Today I’m changing labels.
It’s small, practical work; peeling, pressing, lining things up just right. The kind of task that keeps your hands busy while your mind wanders. And honestly, my mind has been wandering a lot lately.
Things feel heavy. Loud. Unsettled.
I don’t need to name headlines or events for that to be true. You probably feel it too. There’s a shared tension in the air, something that lives in our shoulders, our breath, our sleep.
So today, I’m grounding myself in this work.

Maker & Reader didn’t begin as a business plan. It began as care. Care for dry, cracked hands. Care for nervous systems that don’t know how to rest.
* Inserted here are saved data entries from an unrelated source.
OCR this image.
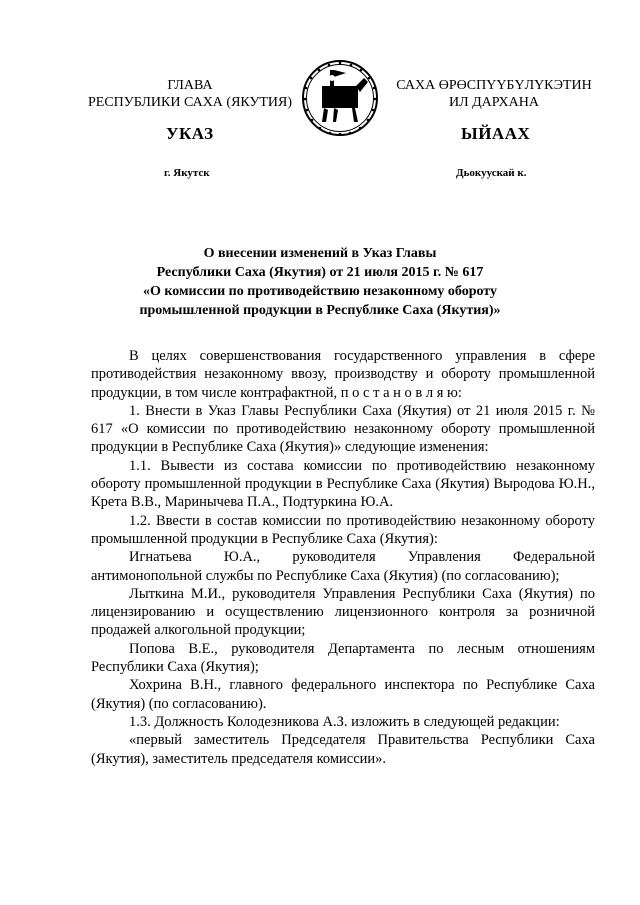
ГЛАВА
РЕСПУБЛИКИ САХА (ЯКУТИЯ)
САХА ӨРӨСПҮҮБҮЛҮКЭТИН
ИЛ ДАРХАНА
УКАЗ	ЫЙААХ
г. Якутск	Дьокуускай к.
О внесении изменений в Указ Главы
Республики Саха (Якутия) от 21 июля 2015 г. № 617
«О комиссии по противодействию незаконному обороту
промышленной продукции в Республике Саха (Якутия)»

В целях совершенствования государственного управления в сфере противодействия незаконному ввозу, производству и обороту промышленной продукции, в том числе контрафактной, п о с т а н о в л я ю:

1. Внести в Указ Главы Республики Саха (Якутия) от 21 июля 2015 г. № 617 «О комиссии по противодействию незаконному обороту промышленной продукции в Республике Саха (Якутия)» следующие изменения:

1.1. Вывести из состава комиссии по противодействию незаконному обороту промышленной продукции в Республике Саха (Якутия) Выродова Ю.Н., Крета В.В., Маринычева П.А., Подтуркина Ю.А.

1.2. Ввести в состав комиссии по противодействию незаконному обороту промышленной продукции в Республике Саха (Якутия):

Игнатьева Ю.А., руководителя Управления Федеральной антимонопольной службы по Республике Саха (Якутия) (по согласованию);

Лыткина М.И., руководителя Управления Республики Саха (Якутия) по лицензированию и осуществлению лицензионного контроля за розничной продажей алкогольной продукции;

Попова В.Е., руководителя Департамента по лесным отношениям Республики Саха (Якутия);

Хохрина В.Н., главного федерального инспектора по Республике Саха (Якутия) (по согласованию).

1.3. Должность Колодезникова А.З. изложить в следующей редакции:

«первый заместитель Председателя Правительства Республики Саха (Якутия), заместитель председателя комиссии».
Care for bodies that carry more than they should.
At its core, this work has always been about tending; slowly, intentionally, without urgency or spectacle. Making things by hand is my way of saying: softness still matters.
Gentleness still exists. Especially now.
I want to say this plainly: this space isn’t about telling anyone what to think.
It is about honoring how many of us are feeling.
If you’re tired, tender, overwhelmed, or just quietly holding your people a little closer; there’s nothing wrong with you. That response makes sense. Wanting calm doesn’t mean you’re disengaged. Choosing gentleness doesn’t mean you’re ignoring the world.
For me, care isn’t political.
It’s human.
There’s something grounding about small rituals. Applying a salve before bed, breathing in a familiar scent, taking thirty seconds to be present in your body. These aren’t fixes. They’re reminders.
Reminders that you are here. That your body deserves kindness. That tending to yourself is not indulgent. It is sustaining.


“Rooted in care” isn’t just a tagline to me. It’s a value. It means choosing slowness when the world pushes speed. Choosing humanity when things feel sharp. Choosing to make things that help people feel steadier; even just a little.
That’s what I’m doing today.
Quietly. Intentionally. With care.
If this season feels heavy, you’re not alone. And if all you can do today is tend to something small; your hands, your breath, your space; that is enough.
Sometimes, care is the most grounding thing we can offer.